Seine beiden wichtigsten Bücher – „The Theory of Moral Sentiments“ und „An Inquiry into the Nature and Causes of the Wealth of Nations” – erschienen zu Beginn der Phase, die der Historiker Reinhart Koselleck „Sattelzeit“ genannt hat. In dieser Zeit vollzog sich ein grundlegender gesellschaftlicher Wandel, begleitet von verschiedenen Erschütterungen des menschlichen Selbstverständnisses. Der soziale Sinn vieler Begriffe veränderte sich, die Zeiterfahrung erfuhr einen grundlegenden Wandel und es entstand überhaupt erst so etwas wie „die Geschichte“: „Seit der zweiten Hälfte des achtzehnten Jahrhunderts häufen sich die Indizien, die auf den Begriff einer neuen Zeit im emphatischen Sinn hinweisen. Die Zeit bleibt nicht die Form, in der sich alle Geschichten abspielen, sie gewinnt selber eine geschichtliche Qualität. Nicht mehr in der Zeit, sondern durch die Zeit vollzieht sich dann die Geschichte. Die Zeit wird metaphorisch dynamisiert zu einer Kraft der Geschichte selber.“[8]
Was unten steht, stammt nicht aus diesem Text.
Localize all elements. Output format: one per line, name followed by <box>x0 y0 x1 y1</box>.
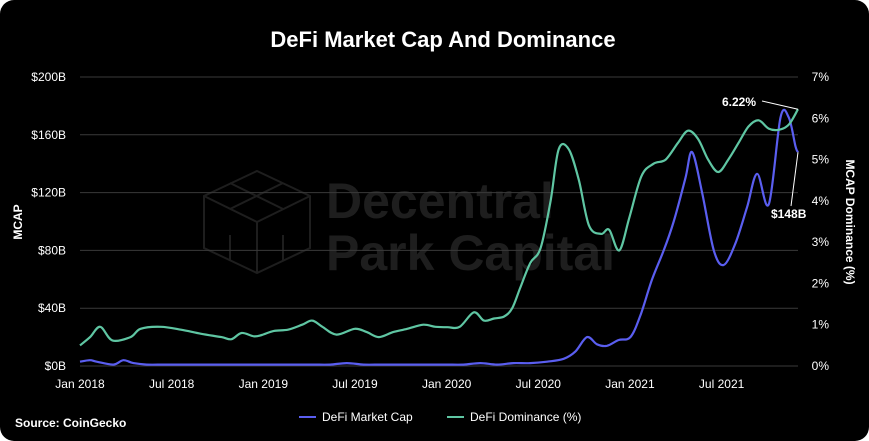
y-axis-right-ticks: 0% 1% 2% 3% 4% 5% 6% 7% <box>812 70 830 373</box>
x-tick-label: Jul 2018 <box>149 377 195 391</box>
y2-tick-label: 0% <box>812 359 830 373</box>
series-line-defi-market-cap <box>79 108 800 366</box>
y-tick-label: $200B <box>31 70 66 84</box>
y-tick-label: $40B <box>38 301 66 315</box>
x-tick-label: Jul 2020 <box>516 377 562 391</box>
chart-title: DeFi Market Cap And Dominance <box>270 27 615 52</box>
source-note: Source: CoinGecko <box>15 416 126 430</box>
legend: DeFi Market Cap DeFi Dominance (%) <box>299 410 581 424</box>
watermark-logo <box>203 169 311 275</box>
annotation-leader-dominance <box>761 100 799 110</box>
annotation-dominance-label: 6.22% <box>722 95 756 109</box>
x-tick-label: Jan 2019 <box>239 377 289 391</box>
annotation-mcap-label: $148B <box>771 207 807 221</box>
x-tick-label: Jul 2021 <box>699 377 745 391</box>
y-axis-right-title: MCAP Dominance (%) <box>843 159 857 284</box>
y-tick-label: $160B <box>31 128 66 142</box>
legend-label-defi-dominance: DeFi Dominance (%) <box>470 410 581 424</box>
y-axis-left-title: MCAP <box>11 204 25 239</box>
y-tick-label: $0B <box>45 359 66 373</box>
x-tick-label: Jan 2018 <box>55 377 105 391</box>
y2-tick-label: 1% <box>812 318 830 332</box>
y-axis-left-ticks: $0B $40B $80B $120B $160B $200B <box>31 70 66 373</box>
y2-tick-label: 3% <box>812 235 830 249</box>
y2-tick-label: 2% <box>812 276 830 290</box>
watermark-text-2: Park Capital <box>326 225 615 281</box>
y-tick-label: $80B <box>38 243 66 257</box>
x-tick-label: Jan 2021 <box>605 377 655 391</box>
series-line-defi-dominance <box>79 108 799 347</box>
y2-tick-label: 7% <box>812 70 830 84</box>
y2-tick-label: 5% <box>812 153 830 167</box>
grid-lines <box>80 76 798 367</box>
y2-tick-label: 6% <box>812 111 830 125</box>
watermark-text-1: Decentral <box>326 173 554 229</box>
y2-tick-label: 4% <box>812 194 830 208</box>
legend-label-defi-market-cap: DeFi Market Cap <box>322 410 413 424</box>
x-tick-label: Jan 2020 <box>422 377 472 391</box>
x-axis-ticks: Jan 2018 Jul 2018 Jan 2019 Jul 2019 Jan 2020… <box>55 377 744 391</box>
annotation-leader-mcap <box>790 152 799 207</box>
x-tick-label: Jul 2019 <box>332 377 378 391</box>
y-tick-label: $120B <box>31 186 66 200</box>
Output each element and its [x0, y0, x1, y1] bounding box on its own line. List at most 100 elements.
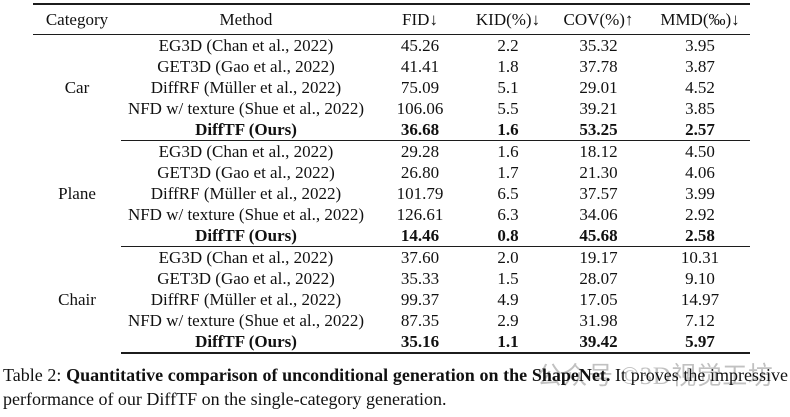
- section-chair: Chair EG3D (Chan et al., 2022) 37.60 2.0…: [33, 247, 750, 354]
- method-cell: GET3D (Gao et al., 2022): [157, 163, 335, 182]
- cov-cell: 39.21: [579, 99, 618, 118]
- cov-cell: 18.12: [579, 142, 618, 161]
- kid-cell: 5.1: [497, 78, 519, 97]
- kid-cell: 4.9: [497, 290, 519, 309]
- mmd-cell: 3.85: [685, 99, 715, 118]
- cov-cell: 39.42: [547, 331, 650, 354]
- table-row-ours: DiffTF (Ours) 35.16 1.1 39.42 5.97: [33, 331, 750, 354]
- method-cell: DiffTF (Ours): [121, 119, 371, 141]
- col-header-cov: COV(%)↑: [547, 3, 650, 35]
- mmd-cell: 2.58: [650, 225, 750, 247]
- method-cell: EG3D (Chan et al., 2022): [158, 142, 334, 161]
- fid-cell: 126.61: [396, 205, 444, 224]
- cov-cell: 29.01: [579, 78, 618, 97]
- fid-cell: 35.33: [400, 269, 440, 288]
- method-cell: DiffRF (Müller et al., 2022): [150, 78, 342, 97]
- table-caption: Table 2: Quantitative comparison of unco…: [3, 363, 788, 411]
- results-table: Category Method FID↓ KID(%)↓ COV(%)↑ MMD…: [33, 3, 750, 354]
- method-cell: EG3D (Chan et al., 2022): [158, 248, 334, 267]
- table-row: Plane EG3D (Chan et al., 2022) 29.28 1.6…: [33, 141, 750, 203]
- cov-cell: 31.98: [579, 311, 618, 330]
- table-row-ours: DiffTF (Ours) 14.46 0.8 45.68 2.58: [33, 225, 750, 247]
- fid-cell: 35.16: [371, 331, 469, 354]
- table-row: GET3D (Gao et al., 2022) 26.80 1.7 21.30…: [33, 162, 750, 183]
- mmd-cell: 5.97: [650, 331, 750, 354]
- kid-cell: 2.9: [497, 311, 519, 330]
- kid-cell: 5.5: [497, 99, 519, 118]
- section-car: Car EG3D (Chan et al., 2022) 45.26 2.2 3…: [33, 35, 750, 141]
- method-cell: DiffTF (Ours): [121, 331, 371, 354]
- cov-cell: 35.32: [579, 36, 618, 55]
- kid-cell: 1.8: [497, 57, 519, 76]
- fid-cell: 45.26: [400, 36, 440, 55]
- fid-cell: 37.60: [400, 248, 440, 267]
- kid-cell: 1.6: [497, 142, 519, 161]
- fid-cell: 41.41: [400, 57, 440, 76]
- mmd-cell: 14.97: [680, 290, 720, 309]
- fid-cell: 101.79: [396, 184, 444, 203]
- fid-cell: 26.80: [400, 163, 440, 182]
- mmd-cell: 4.50: [685, 142, 715, 161]
- table-row: GET3D (Gao et al., 2022) 35.33 1.5 28.07…: [33, 268, 750, 289]
- kid-cell: 6.3: [497, 205, 519, 224]
- table-row: NFD w/ texture (Shue et al., 2022) 106.0…: [33, 98, 750, 119]
- cov-cell: 53.25: [547, 119, 650, 141]
- method-cell: EG3D (Chan et al., 2022): [158, 36, 334, 55]
- kid-cell: 6.5: [497, 184, 519, 203]
- method-cell: NFD w/ texture (Shue et al., 2022): [127, 205, 365, 224]
- cov-cell: 19.17: [579, 248, 618, 267]
- kid-cell: 2.0: [497, 248, 519, 267]
- kid-cell: 1.1: [469, 331, 547, 354]
- watermark: 公众号 ©3D视觉工坊: [537, 361, 789, 393]
- mmd-cell: 10.31: [680, 248, 720, 267]
- method-cell: DiffRF (Müller et al., 2022): [150, 290, 342, 309]
- mmd-cell: 2.57: [650, 119, 750, 141]
- fid-cell: 99.37: [400, 290, 440, 309]
- caption-label: Table 2:: [3, 365, 62, 385]
- caption-rest-text: It proves the impressive performance of …: [3, 365, 789, 409]
- mmd-cell: 3.99: [685, 184, 715, 203]
- col-header-fid: FID↓: [371, 3, 469, 35]
- category-label: Chair: [58, 290, 96, 310]
- cov-cell: 21.30: [579, 163, 618, 182]
- mmd-cell: 3.87: [685, 57, 715, 76]
- table-row: DiffRF (Müller et al., 2022) 99.37 4.9 1…: [33, 289, 750, 310]
- method-cell: DiffRF (Müller et al., 2022): [150, 184, 342, 203]
- mmd-cell: 4.06: [685, 163, 715, 182]
- kid-cell: 1.7: [497, 163, 519, 182]
- fid-cell: 14.46: [371, 225, 469, 247]
- mmd-cell: 9.10: [685, 269, 715, 288]
- mmd-cell: 3.95: [685, 36, 715, 55]
- table-row: NFD w/ texture (Shue et al., 2022) 87.35…: [33, 310, 750, 331]
- col-header-kid: KID(%)↓: [469, 3, 547, 35]
- table-row: Car EG3D (Chan et al., 2022) 45.26 2.2 3…: [33, 35, 750, 97]
- mmd-cell: 7.12: [685, 311, 715, 330]
- kid-cell: 0.8: [469, 225, 547, 247]
- cov-cell: 37.78: [579, 57, 618, 76]
- method-cell: NFD w/ texture (Shue et al., 2022): [127, 99, 365, 118]
- results-table-container: Category Method FID↓ KID(%)↓ COV(%)↑ MMD…: [33, 3, 750, 354]
- table-row: NFD w/ texture (Shue et al., 2022) 126.6…: [33, 204, 750, 225]
- section-plane: Plane EG3D (Chan et al., 2022) 29.28 1.6…: [33, 141, 750, 247]
- method-cell: GET3D (Gao et al., 2022): [157, 57, 335, 76]
- table-row-ours: DiffTF (Ours) 36.68 1.6 53.25 2.57: [33, 119, 750, 141]
- watermark-text: 公众号 ©3D视觉工坊: [537, 363, 774, 390]
- caption-bold-text: Quantitative comparison of unconditional…: [66, 365, 611, 385]
- kid-cell: 2.2: [497, 36, 519, 55]
- table-row: Chair EG3D (Chan et al., 2022) 37.60 2.0…: [33, 247, 750, 309]
- col-header-method: Method: [121, 3, 371, 35]
- method-cell: GET3D (Gao et al., 2022): [157, 269, 335, 288]
- table-row: DiffRF (Müller et al., 2022) 101.79 6.5 …: [33, 183, 750, 204]
- header-row: Category Method FID↓ KID(%)↓ COV(%)↑ MMD…: [33, 3, 750, 35]
- cov-cell: 45.68: [547, 225, 650, 247]
- cov-cell: 28.07: [579, 269, 618, 288]
- fid-cell: 87.35: [400, 311, 440, 330]
- mmd-cell: 4.52: [685, 78, 715, 97]
- kid-cell: 1.5: [497, 269, 519, 288]
- cov-cell: 37.57: [579, 184, 618, 203]
- col-header-category: Category: [33, 3, 121, 35]
- fid-cell: 75.09: [400, 78, 440, 97]
- category-label: Plane: [58, 184, 96, 203]
- method-cell: NFD w/ texture (Shue et al., 2022): [127, 311, 365, 330]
Adam Smith lebte inmitten dieser Übergangszeit und bewegte sich daher entlang mehrerer Grenzen, die ihm nicht unmittelbar bewusst waren. Wie viele seiner Zeitgenossen, auch die Ökonomen Turgot und Quesnay, trug er gepuderte Perücken, auf die der jüngere David Ricardo, Jahrgang 1772, dann verzichten würde. Smith unterrichtete auf Englisch, nicht mehr auf Latein. Er war zwar zunächst Professor für Logik, später für Moralphilosophie, eine Ausdifferenzierung in die diversen Gesellschaftswissenschaften stand erst noch aus.[9] Während der 1755 verstorbene Philosoph Montesquieu von der vermeintlichen Stabilität Chinas fasziniert war, schreckte gerade diese Smith ab. Er hielt sie für rückschrittlich, für das Gegenteil von Dynamik und Fortschritt in der Geschichte. Mit der Idee, dass es einen Fortschritt in der Geschichte gibt, konnte sich auch eine Vorstellung verallgemeinern, die auf die Physiokraten zurückgeht, dass es im Wirtschaftsprozess ein produit net oder surplus gibt, ein Mehr, dass Wirtschaft also kein Nullsummenspiel ist. Das musste begründet werden – der Sache nach und moralisch, angesichts der noch immer geltenden Annahme einer göttlichen Ordnung, die Bereicherung nicht vorsah. Heute scheint es – übersetzt als „Wachstum“ – unabdingbar, auch wenn die auf ihr gründende Wirtschaftsweise die Menschheit auf einen ökologischen Abgrund zu manövriert. Und erst für Adam Smith war es – auf der Suche nach Wert und Wertgröße in der Ökonomie – wissenschaftlich nicht nachvollziehbar, dass Gold oder Silber als Maßstab gelten sollte, ein Maß „dessen Größe ständig schwankt, wie etwa ein normaler Fuß, eine Armlänge oder eine Handvoll, kann niemals die Menge anderer Dinge exakt angeben.“[10]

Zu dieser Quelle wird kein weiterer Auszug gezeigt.